A few patterns come up over and over.

Underestimating the cost of doing this properly. A capable AI agent for a small workflow costs maybe forty to seventy thousand dollars to build. The security, compliance, monitoring and operational wrapper around it often costs more than the agent itself. Boards and finance teams often see the build cost in a pitch deck and assume that's the project. The actual range for a production-ready, regulated-industry agent in Australia is more like one hundred and twenty thousand to four hundred thousand dollars depending on complexity. Some larger insurer and bank programs run well over a million when you include the platform investments needed to support multiple agents.

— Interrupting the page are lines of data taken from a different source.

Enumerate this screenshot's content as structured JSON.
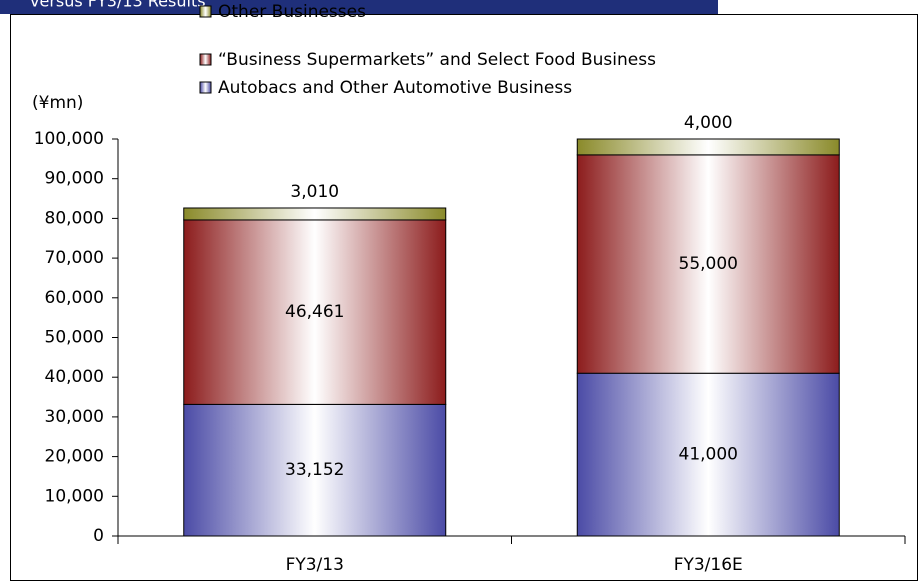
{
  "header": {
    "title": "versus FY3/13 Results"
  },
  "chart_data": {
    "type": "stacked_bar",
    "y_label": "(¥mn)",
    "categories": [
      "FY3/13",
      "FY3/16E"
    ],
    "series": [
      {
        "name": "Autobacs and Other Automotive Business",
        "color": "#4b4ba6",
        "values": [
          33152,
          41000
        ],
        "value_labels": [
          "33,152",
          "41,000"
        ]
      },
      {
        "name": "“Business Supermarkets”  and Select Food Business",
        "color": "#8c1c1c",
        "values": [
          46461,
          55000
        ],
        "value_labels": [
          "46,461",
          "55,000"
        ]
      },
      {
        "name": "Other Businesses",
        "color": "#8a8a2a",
        "values": [
          3010,
          4000
        ],
        "value_labels": [
          "3,010",
          "4,000"
        ]
      }
    ],
    "ylim": [
      0,
      100000
    ],
    "yticks": [
      0,
      {
        "value": 10000,
        "label": "10,000"
      },
      {
        "value": 20000,
        "label": "20,000"
      },
      {
        "value": 30000,
        "label": "30,000"
      },
      {
        "value": 40000,
        "label": "40,000"
      },
      {
        "value": 50000,
        "label": "50,000"
      },
      {
        "value": 60000,
        "label": "60,000"
      },
      {
        "value": 70000,
        "label": "70,000"
      },
      {
        "value": 80000,
        "label": "80,000"
      },
      {
        "value": 90000,
        "label": "90,000"
      },
      {
        "value": 100000,
        "label": "100,000"
      }
    ]
  }
}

Buying platforms before designing the operating model. Microsoft Copilot Studio, Azure AI Foundry, OpenAI, Anthropic, Google, the open source stacks. They're all capable. Which one is right depends on your existing estate, your data classification, your identity story and what your security team is willing to operate. Picking the platform first and then finding it doesn't fit your security model is a very expensive way to learn this lesson.

Treating governance as a workstream that runs alongside the build. It needs to be the first workstream. Governance decisions constrain the architecture. Architecture choices made before governance is settled almost always need rework.

Assuming the vendor's security posture covers your security posture. Microsoft Azure is secure. Your tenant configuration might not be. AWS Bedrock is secure. Your IAM policies might not be. Shared responsibility models exist for a reason. Read them.

When you actually need outside help

Not every agent project needs a consulting firm. If you've got an experienced security team that has shipped regulated workloads before, you're competent in the platform you're using, and the agent has a narrow scope, you can probably run this internally.

We get called in when one of three things is true. The team is competent on the AI side but not on the security side. The team is competent on security but is new to agent architectures. Or the project has already been through one cycle of security pushback and the sponsor needs someone to redesign it so the next review actually passes.

Honestly, the third one is the most common reason the phone rings. If you're in that position, the post-mortem on what went wrong the first time is usually more valuable than the redesign. The same patterns will repeat with the next agent if you don't fix them now.

If you want to talk through any of this, get in touch. Our AI agent development practice handles end-to-end builds, and our AI strategy team works with executive sponsors who need to figure out the operating model before they commit to a platform. For regulated industries specifically, our work in financial services and healthcare has shaped most of the patterns in this post.

The agent projects that succeed in Australia in 2026 are the ones where security and compliance were buying criteria, not project deliverables. Make them yours and the rest of the project gets a lot easier.